Le marchand de sable
Brusquement, le sommeil, s’est saisi de moi et m’a prise en otage sans ménagement !
Cela faisait des heures que je le fuyais avec une détermination à faire envie aux plus invétérés des couche-tard mais il a tout de même fini par me rattraper ce bougre de marchand de sable ! Pas le temps de dire ouf ! Le fieffé ensableur m’a balancé une grosse poignée de sa poudre de perlimpinpin en plein dans les mirettes ! Pas pu l’éviter ! Bon sang de bois, il vise encore bien pour son âge !
Et moi, pauvre cloche complètement sonnée, je n’ai rien trouvé de mieux à faire que de me frotter les yeux comme une forcenée, empirant la brutale envie de dormir qui s’est emparée de moi.
Je l’ai pourtant entendu venir ce grand benêt au doux regard, perché sur son nuage cotonneux ! C’est qu’il devient poussif avec les années, le vieux copain de Nounours et de ses protégés, Nicolas et Pimprenelle. Il est bien loin le temps où, fringant pilote de son blanc taxi du ciel en forme de barbe à papa, il envoyait pléthore de minots au lit, aidé dans sa quotidienne tâche vespérale par son complice en peluche dont la grosse voix prononçant le rituel « Bonne nuit les petits !», ne faisait même pas peur !
Mais à présent, son teuf-teuf magique est tout gris. Il broute les nuages fuligineux et son moteur autrefois silencieux, a maintenant bien trop souvent de sonores et très inquiétants ratés. La pollution est passée par là ! Alors tout comme son véhicule céleste même plus coté à l’argus, le vénérable semeur de sommeil tousse et crache ses poumons! Voilà pourquoi on l’entend rappliquer de loin ! Et puis il fatigue ! C’est qu’il est tout seul à bosser !
Entre temps, en effet, pépé Ours a été mis à la retraite, usé jusqu’à la trame par des années de labeur. Il finit de rendre l’âme dans un grenier. Ses yeux de verre ternis ne voient plus que le fond de la malle où il git, pauvre joujou démembré. Son ventre crevé laisse échapper ses entrailles de paille au milieu desquelles niche une famille nombreuse de souris ! Quelle déchéance pour la grosse peluche débonnaire qui flirtait avec les étoiles. Quelle sordide fin de vie ! Ou fin de mort plutôt !
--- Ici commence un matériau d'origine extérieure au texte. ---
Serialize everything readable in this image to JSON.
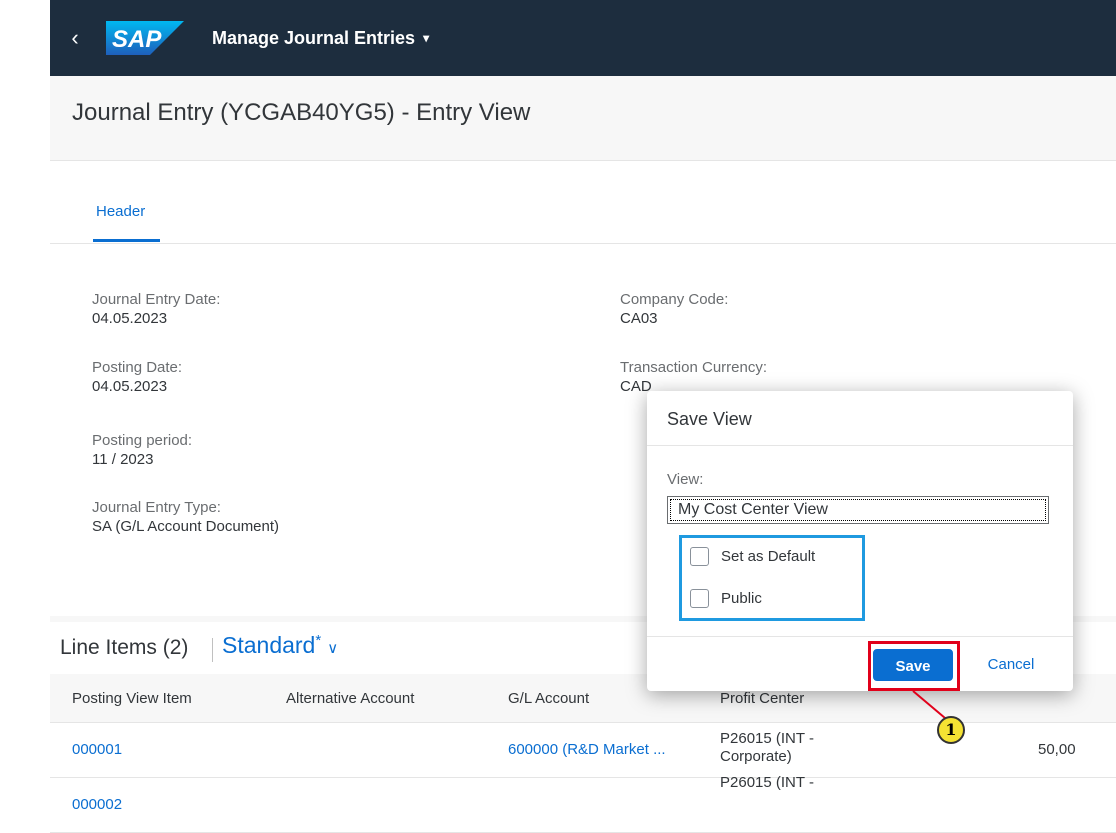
{
  "shell": {
    "back_glyph": "‹",
    "logo_text": "SAP",
    "app_title": "Manage Journal Entries",
    "app_title_caret": "▾"
  },
  "page": {
    "title": "Journal Entry (YCGAB40YG5) - Entry View",
    "tab": "Header"
  },
  "header_fields": {
    "journal_entry_date": {
      "label": "Journal Entry Date:",
      "value": "04.05.2023"
    },
    "posting_date": {
      "label": "Posting Date:",
      "value": "04.05.2023"
    },
    "posting_period": {
      "label": "Posting period:",
      "value": "11 / 2023"
    },
    "journal_entry_type": {
      "label": "Journal Entry Type:",
      "value": "SA (G/L Account Document)"
    },
    "company_code": {
      "label": "Company Code:",
      "value": "CA03"
    },
    "transaction_currency": {
      "label": "Transaction Currency:",
      "value": "CAD"
    }
  },
  "line_items": {
    "title": "Line Items (2)",
    "variant": "Standard",
    "variant_modified": "*",
    "variant_chevron": "∨",
    "columns": [
      "Posting View Item",
      "Alternative Account",
      "G/L Account",
      "Profit Center"
    ],
    "rows": [
      {
        "item": "000001",
        "gl_account": "600000 (R&D Market ...",
        "profit_center_1": "P26015 (INT -",
        "profit_center_2": "Corporate)",
        "amount": "50,00"
      },
      {
        "item": "000002",
        "gl_account": "",
        "profit_center_1": "P26015 (INT -",
        "profit_center_2": "",
        "amount": ""
      }
    ]
  },
  "dialog": {
    "title": "Save View",
    "view_label": "View:",
    "view_value": "My Cost Center View",
    "set_default_label": "Set as Default",
    "public_label": "Public",
    "set_default_checked": false,
    "public_checked": false,
    "save_label": "Save",
    "cancel_label": "Cancel"
  },
  "annotation": {
    "callout_number": "1"
  },
  "colors": {
    "shell_bg": "#1d2d3e",
    "link": "#0a6ed1",
    "highlight_blue": "#1f9ae0",
    "highlight_red": "#e1001a",
    "callout_fill": "#f5e233"
  }
}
Alors pour le Marchand de sable, ces heures sup’ en solitaire vraiment, mais vraiment mal payées, c’est la goutte d’eau polluée qui fait déborder le vase ! Le travail de nuit, il en a ras les baskets ! Et respirer de l’air empoisonné aussi ! Il a beau avoir la tête dans les nuages, il a les pieds sur terre et il sait qu’à son âge, il n’y a pas de reconversion possible ! Sans compter qu’il n’a même pas le droit de démissionner, vu que la direction ne lui trouve pas de remplaçant !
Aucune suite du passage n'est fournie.